31 August, OctaFX – Bears, so far, have been able to maintain their dominant position on the last trading day of the week, with a subdued US Dollar price-action doing little to lend any support and stall the ongoing slide to the lowest level since April 19.
The pair’s follow-through weakening trend could also be attributed to some technical selling below the very important 200-day SMA support, which was decisively broken on Wednesday.
USDCHF Fundamental Highlights
Adding to this, the prevalent cautious mood around equity markets, amid renewed US-China trade tensions, underpinned the Swiss Franc’s safe-haven appeal and kept exerting downward pressure.
Today’s relatively thin US economic docket, highlighting the release of UoM consumer sentiment index, seems unlikely to provide any meaningful impetus, albeit near-term oversold conditions could help limit deeper losses, at least for the time being.
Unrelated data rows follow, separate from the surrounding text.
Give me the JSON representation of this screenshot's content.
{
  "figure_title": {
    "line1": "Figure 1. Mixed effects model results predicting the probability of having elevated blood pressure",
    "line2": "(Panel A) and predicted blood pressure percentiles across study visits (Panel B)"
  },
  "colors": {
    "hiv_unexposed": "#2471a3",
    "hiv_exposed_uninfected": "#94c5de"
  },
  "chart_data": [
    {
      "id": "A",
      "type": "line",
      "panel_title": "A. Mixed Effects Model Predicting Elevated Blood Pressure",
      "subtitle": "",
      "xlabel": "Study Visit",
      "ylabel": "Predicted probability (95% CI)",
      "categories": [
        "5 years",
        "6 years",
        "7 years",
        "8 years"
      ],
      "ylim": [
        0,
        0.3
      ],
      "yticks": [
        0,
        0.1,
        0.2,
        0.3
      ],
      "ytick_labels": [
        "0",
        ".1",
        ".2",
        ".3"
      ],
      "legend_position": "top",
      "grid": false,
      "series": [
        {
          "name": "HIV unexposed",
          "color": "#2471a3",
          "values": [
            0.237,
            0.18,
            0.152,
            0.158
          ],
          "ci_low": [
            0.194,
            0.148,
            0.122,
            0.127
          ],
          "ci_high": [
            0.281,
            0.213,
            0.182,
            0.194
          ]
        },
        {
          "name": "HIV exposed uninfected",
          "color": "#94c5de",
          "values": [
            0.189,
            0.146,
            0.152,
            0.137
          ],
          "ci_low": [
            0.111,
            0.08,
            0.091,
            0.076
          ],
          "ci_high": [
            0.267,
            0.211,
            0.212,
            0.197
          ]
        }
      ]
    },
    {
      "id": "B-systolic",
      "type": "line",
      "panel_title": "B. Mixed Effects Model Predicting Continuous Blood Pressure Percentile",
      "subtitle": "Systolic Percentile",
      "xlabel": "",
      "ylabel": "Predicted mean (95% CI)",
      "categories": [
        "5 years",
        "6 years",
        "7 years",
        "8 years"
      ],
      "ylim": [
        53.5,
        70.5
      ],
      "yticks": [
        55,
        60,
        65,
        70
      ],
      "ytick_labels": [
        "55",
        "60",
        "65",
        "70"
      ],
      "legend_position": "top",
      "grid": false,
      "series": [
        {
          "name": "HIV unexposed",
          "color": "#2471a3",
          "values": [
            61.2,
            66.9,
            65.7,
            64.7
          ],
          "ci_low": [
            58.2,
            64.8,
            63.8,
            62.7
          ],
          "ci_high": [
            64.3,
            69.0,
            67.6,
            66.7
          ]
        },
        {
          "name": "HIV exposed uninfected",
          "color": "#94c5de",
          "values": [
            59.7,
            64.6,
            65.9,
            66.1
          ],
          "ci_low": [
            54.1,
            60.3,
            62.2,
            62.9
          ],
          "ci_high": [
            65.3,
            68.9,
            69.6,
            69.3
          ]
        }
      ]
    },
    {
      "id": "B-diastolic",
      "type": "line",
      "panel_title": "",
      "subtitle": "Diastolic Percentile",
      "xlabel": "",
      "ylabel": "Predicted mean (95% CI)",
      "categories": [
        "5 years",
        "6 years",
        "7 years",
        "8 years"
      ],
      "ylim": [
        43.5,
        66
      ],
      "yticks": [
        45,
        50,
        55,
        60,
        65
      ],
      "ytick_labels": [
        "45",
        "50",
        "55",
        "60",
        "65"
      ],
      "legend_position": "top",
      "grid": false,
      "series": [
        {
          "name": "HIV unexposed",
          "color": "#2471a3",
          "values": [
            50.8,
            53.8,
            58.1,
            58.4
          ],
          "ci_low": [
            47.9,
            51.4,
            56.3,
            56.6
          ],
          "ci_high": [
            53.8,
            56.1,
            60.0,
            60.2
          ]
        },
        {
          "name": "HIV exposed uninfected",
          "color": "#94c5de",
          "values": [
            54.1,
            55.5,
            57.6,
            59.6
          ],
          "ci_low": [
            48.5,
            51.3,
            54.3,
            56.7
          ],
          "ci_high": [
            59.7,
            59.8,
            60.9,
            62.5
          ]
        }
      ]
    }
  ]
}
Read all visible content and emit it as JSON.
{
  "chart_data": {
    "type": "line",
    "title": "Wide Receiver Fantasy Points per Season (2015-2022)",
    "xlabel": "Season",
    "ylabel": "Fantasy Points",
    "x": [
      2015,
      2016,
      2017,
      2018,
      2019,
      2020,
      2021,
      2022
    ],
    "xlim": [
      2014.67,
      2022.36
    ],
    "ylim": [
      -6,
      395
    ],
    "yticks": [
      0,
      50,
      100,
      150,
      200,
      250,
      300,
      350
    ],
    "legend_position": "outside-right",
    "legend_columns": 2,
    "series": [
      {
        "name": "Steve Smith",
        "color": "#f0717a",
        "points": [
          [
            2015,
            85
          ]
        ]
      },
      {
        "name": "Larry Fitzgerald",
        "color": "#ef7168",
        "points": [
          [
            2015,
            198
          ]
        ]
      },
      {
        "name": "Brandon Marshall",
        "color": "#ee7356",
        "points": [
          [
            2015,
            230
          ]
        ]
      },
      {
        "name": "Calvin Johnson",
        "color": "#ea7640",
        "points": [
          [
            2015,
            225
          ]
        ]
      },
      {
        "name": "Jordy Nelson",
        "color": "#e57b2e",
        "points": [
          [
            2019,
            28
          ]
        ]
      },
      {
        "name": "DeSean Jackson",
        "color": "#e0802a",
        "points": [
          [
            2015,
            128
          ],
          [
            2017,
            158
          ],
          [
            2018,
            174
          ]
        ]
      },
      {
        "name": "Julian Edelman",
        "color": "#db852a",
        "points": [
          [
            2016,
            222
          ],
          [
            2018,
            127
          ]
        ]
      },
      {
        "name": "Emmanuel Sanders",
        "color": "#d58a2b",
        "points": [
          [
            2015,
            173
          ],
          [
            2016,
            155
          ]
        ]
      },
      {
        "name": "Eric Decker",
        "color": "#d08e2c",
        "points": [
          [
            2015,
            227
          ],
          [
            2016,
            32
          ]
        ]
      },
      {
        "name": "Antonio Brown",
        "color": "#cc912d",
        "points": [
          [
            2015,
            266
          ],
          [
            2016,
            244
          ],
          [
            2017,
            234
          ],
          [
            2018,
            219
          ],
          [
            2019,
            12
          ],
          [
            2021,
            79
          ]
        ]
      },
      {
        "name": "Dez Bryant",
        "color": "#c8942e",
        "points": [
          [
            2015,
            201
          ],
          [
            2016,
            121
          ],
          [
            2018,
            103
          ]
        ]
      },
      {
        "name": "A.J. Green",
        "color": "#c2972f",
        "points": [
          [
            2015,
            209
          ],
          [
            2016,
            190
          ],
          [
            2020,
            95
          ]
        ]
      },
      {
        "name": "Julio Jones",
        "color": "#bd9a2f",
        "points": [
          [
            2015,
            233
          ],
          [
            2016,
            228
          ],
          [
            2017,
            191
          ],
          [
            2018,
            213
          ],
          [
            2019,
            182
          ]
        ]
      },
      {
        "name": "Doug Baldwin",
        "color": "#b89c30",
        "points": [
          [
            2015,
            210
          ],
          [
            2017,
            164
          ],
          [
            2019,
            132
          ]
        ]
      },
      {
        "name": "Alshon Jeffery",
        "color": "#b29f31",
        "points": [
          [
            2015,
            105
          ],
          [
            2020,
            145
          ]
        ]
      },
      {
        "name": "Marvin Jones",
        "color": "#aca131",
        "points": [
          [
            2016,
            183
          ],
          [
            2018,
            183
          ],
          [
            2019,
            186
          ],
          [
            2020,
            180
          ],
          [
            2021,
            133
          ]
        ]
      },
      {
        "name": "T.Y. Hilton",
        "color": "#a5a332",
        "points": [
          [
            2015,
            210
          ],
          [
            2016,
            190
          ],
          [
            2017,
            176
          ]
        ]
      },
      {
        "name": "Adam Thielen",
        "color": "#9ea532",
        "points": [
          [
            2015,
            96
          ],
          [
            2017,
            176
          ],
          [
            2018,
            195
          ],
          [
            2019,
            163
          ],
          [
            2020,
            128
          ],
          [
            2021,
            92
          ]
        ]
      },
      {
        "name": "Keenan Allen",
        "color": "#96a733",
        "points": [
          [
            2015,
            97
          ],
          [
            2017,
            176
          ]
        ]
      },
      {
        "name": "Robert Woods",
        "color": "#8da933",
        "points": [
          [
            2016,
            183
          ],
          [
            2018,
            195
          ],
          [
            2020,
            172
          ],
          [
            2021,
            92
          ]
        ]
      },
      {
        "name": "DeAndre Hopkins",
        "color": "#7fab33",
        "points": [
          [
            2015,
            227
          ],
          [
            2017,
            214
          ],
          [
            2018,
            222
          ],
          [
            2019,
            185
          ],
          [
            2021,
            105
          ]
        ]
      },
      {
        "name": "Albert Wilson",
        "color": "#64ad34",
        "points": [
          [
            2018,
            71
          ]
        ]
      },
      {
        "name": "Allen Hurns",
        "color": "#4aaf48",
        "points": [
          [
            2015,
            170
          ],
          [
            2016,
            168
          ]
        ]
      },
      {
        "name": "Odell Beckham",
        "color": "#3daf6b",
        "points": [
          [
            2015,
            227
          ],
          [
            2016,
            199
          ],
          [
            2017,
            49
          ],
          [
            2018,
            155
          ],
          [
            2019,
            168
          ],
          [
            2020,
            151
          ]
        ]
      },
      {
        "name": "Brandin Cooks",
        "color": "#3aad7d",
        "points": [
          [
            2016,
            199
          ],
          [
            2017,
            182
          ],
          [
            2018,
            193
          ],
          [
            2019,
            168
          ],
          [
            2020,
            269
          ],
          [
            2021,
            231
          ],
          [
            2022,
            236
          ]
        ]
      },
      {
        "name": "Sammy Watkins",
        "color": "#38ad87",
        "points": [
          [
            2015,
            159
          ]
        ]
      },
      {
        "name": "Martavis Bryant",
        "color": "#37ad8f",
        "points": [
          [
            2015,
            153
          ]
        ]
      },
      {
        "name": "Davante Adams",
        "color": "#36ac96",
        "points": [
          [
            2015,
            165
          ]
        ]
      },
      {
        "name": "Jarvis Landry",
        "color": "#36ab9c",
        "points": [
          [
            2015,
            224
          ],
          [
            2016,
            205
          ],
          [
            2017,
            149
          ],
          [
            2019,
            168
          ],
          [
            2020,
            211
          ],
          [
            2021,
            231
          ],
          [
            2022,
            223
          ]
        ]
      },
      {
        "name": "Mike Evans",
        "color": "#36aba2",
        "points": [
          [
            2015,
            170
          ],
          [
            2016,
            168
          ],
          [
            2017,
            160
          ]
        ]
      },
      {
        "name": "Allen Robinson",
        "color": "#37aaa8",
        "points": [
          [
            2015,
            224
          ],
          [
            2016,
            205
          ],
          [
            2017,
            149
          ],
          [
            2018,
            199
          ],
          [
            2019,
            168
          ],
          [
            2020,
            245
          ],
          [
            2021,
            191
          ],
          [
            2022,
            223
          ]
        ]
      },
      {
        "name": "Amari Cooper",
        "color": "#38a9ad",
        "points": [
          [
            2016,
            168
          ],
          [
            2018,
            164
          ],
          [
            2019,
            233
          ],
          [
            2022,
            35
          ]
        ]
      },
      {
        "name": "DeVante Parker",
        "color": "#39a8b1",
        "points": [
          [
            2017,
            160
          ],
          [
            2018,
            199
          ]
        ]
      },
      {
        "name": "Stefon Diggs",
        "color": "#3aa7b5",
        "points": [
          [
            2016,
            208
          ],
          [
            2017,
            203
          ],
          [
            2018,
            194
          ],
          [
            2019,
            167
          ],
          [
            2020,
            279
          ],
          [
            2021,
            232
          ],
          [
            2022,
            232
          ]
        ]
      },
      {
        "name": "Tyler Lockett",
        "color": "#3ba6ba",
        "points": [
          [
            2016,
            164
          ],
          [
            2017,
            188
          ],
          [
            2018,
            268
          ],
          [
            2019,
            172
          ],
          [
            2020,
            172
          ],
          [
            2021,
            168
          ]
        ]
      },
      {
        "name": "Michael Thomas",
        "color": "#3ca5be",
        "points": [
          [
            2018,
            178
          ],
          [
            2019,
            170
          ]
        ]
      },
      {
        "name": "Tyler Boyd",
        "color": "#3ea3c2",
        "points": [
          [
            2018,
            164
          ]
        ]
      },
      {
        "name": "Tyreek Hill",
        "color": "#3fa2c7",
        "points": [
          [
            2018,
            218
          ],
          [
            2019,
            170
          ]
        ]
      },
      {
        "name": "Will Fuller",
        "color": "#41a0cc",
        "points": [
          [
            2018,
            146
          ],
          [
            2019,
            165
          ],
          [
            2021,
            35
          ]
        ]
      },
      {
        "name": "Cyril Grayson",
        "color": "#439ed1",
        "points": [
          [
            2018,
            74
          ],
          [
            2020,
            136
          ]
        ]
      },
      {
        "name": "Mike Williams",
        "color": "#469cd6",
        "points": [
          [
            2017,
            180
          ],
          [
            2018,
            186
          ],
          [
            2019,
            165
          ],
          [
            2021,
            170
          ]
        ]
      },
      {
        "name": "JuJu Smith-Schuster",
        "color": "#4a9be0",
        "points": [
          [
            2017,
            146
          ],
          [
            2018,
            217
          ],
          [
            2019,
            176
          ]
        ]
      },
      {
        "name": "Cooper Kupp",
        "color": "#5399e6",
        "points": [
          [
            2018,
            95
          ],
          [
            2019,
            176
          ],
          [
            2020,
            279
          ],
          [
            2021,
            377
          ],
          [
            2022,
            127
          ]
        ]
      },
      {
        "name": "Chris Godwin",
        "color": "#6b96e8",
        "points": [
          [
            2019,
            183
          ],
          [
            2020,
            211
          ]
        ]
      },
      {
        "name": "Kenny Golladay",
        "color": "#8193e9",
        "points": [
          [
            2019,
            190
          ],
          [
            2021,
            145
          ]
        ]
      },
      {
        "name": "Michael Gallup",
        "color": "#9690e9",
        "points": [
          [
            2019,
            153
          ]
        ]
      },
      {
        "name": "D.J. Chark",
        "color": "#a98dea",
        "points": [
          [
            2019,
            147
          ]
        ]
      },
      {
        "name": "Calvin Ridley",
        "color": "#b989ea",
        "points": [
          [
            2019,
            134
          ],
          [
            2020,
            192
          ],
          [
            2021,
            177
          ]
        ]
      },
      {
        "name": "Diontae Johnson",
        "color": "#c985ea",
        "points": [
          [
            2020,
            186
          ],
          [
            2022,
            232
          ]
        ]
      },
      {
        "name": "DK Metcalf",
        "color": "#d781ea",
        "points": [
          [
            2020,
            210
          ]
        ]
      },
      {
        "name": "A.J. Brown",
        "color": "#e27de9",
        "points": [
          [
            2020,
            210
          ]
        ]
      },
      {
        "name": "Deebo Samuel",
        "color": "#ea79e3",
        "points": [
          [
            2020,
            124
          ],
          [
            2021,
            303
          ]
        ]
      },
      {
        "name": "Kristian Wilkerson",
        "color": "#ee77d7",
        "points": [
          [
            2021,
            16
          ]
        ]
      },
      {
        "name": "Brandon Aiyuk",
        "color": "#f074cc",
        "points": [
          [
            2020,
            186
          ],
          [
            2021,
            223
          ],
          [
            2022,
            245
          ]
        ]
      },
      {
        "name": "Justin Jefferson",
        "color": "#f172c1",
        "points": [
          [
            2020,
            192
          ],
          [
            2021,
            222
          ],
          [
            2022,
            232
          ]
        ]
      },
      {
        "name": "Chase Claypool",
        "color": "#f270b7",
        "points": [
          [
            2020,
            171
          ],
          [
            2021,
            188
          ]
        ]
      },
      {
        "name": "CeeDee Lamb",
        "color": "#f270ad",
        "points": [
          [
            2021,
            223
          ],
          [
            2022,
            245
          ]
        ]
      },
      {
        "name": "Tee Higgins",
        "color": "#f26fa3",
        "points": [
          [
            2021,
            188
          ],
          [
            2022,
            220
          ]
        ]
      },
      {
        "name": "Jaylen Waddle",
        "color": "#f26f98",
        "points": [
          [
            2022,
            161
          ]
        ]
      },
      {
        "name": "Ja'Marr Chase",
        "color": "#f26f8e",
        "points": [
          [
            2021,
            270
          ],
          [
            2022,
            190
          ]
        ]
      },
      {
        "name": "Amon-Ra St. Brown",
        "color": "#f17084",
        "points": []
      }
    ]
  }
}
31 August USDCHF Technical Forecast
Immediate support is now pegged near mid-0.9600s, below which the pair is likely to extend the slide towards 0.9625-20 intermediate zone en-route the 0.9600 round figure mark.
On the upside, any recovery attempts might now confront fresh supply near the 0.9700 handle, which if cleared might trigger a near-term short-covering bounce towards mid-0.9700s (200-day SMA).